Escape Velocity, with varying acceleration as a(y)

[Chris T.]

Homework Statement

Find: The minimum initial velocity at which a projectile should be shot vertically from the surface of the Earth so that it does not fall back to Earth. Note: This requires that v=0 as y approaches infinity.

Homework Equations

a = -g[(R^2)/((R+y)^2)]
g = 9.81 m/s^2
R = 6356 km (6.356E6 m)

The Attempt at a Solution

My thought process is to substitute dv/dt for a and integrate to get to velocity, but it seems like I want to find velocity as a function of position? I am stuck, it is the acceleration as a function of position that is confusing me.

 

[kishlaysingh]

acceleration due to gravity is a function of position

 

[vela]

Homework Statement

Find: The minimum initial velocity at which a projectile should be shot vertically from the surface of the Earth so that it does not fall back to Earth. Note: This requires that v=0 as y approaches infinity.

Homework Equations

a = -g[(R^2)/((R+y)^2)]
g = 9.81 m/s^2
R = 6356 km (6.356E6 m)

The Attempt at a Solution

My thought process is to substitute dv/dt for a and integrate to get to velocity, but it seems like I want to find velocity as a function of position? I am stuck, it is the acceleration as a function of position that is confusing me.

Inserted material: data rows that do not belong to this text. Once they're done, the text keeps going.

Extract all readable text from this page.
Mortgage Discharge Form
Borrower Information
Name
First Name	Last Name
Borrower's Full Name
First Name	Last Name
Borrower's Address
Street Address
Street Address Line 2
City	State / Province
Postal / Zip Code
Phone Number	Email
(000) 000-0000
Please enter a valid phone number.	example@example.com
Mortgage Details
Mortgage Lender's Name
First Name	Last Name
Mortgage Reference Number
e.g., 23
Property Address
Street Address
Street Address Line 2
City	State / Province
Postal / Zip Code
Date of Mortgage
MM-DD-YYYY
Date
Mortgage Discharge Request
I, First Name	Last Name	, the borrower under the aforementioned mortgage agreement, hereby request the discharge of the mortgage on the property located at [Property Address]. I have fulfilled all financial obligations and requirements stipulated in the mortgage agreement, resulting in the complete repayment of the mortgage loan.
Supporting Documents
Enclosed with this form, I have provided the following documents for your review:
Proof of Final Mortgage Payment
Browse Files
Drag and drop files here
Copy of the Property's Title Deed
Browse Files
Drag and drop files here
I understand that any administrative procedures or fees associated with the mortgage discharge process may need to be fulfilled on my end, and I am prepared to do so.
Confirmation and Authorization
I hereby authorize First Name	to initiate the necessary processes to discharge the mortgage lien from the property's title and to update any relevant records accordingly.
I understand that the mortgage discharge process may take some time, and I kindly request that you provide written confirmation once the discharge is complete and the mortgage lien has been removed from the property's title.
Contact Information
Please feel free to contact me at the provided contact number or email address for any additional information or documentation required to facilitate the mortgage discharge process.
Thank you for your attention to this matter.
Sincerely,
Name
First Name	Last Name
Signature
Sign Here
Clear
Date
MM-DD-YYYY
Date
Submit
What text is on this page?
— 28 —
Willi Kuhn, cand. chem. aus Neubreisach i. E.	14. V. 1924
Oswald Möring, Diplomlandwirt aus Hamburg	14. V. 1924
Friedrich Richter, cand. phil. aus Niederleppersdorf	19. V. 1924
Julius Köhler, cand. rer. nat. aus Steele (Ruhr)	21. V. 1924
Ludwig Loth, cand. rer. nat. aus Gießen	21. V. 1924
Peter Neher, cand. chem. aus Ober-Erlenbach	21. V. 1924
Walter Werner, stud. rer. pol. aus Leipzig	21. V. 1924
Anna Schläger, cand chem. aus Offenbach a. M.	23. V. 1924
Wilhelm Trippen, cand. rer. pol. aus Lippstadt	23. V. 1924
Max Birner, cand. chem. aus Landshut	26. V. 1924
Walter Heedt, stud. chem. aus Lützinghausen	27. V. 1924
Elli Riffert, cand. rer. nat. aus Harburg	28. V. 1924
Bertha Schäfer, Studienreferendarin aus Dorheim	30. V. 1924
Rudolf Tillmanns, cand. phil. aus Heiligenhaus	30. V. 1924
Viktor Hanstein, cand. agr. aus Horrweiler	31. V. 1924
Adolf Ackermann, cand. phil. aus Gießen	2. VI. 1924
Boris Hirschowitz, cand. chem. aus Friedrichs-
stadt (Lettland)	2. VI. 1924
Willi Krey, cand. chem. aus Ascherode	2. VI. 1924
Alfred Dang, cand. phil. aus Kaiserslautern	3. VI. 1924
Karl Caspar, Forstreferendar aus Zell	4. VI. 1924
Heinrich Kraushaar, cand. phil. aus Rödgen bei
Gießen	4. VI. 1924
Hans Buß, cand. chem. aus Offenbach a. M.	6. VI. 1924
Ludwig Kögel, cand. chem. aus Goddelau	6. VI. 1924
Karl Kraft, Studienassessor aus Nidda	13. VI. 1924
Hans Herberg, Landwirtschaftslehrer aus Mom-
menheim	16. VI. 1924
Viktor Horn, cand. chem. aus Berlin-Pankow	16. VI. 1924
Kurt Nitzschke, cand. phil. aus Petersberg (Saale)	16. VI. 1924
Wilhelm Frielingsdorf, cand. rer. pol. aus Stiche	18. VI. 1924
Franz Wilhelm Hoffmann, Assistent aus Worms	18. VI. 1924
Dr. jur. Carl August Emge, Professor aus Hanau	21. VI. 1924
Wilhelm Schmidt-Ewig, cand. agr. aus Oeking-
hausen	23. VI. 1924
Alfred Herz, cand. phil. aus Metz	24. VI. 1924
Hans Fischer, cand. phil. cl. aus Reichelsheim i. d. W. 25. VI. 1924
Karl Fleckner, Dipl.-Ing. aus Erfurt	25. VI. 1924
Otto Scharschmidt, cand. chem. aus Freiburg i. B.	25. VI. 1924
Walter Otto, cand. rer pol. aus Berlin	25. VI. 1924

You can use the chain rule to write
$$a = \frac{dv}{dt} = \frac{dv}{dy}\frac{dy}{dt} = v \frac{dv}{dy}.$$

 

[Dick]

Homework Statement

Find: The minimum initial velocity at which a projectile should be shot vertically from the surface of the Earth so that it does not fall back to Earth. Note: This requires that v=0 as y approaches infinity.

Homework Equations

a = -g[(R^2)/((R+y)^2)]
g = 9.81 m/s^2
R = 6356 km (6.356E6 m)

The Attempt at a Solution

My thought process is to substitute dv/dt for a and integrate to get to velocity, but it seems like I want to find velocity as a function of position? I am stuck, it is the acceleration as a function of position that is confusing me.

Using conservation of energy is the easiest way to approach this if you know how that works.

 

[Chris T.]

You can use the chain rule to write
$$a = \frac{dv}{dt} = \frac{dv}{dy}\frac{dy}{dt} = v \frac{dv}{dy}.$$

So using the substitution a = vdv/dy and the given equation for acceleration, then separating variables, I should be able to integrate both sides and solve for velocity with respect to y. Let me try that.

 

[Chris T.]

Using conservation of energy is the easiest way to approach this if you know how that works.

After integration, I find v^2 = 2g(R^2)/(R+y) + C. Is it valid to say that C is zero because v is zero as y goes to infinity?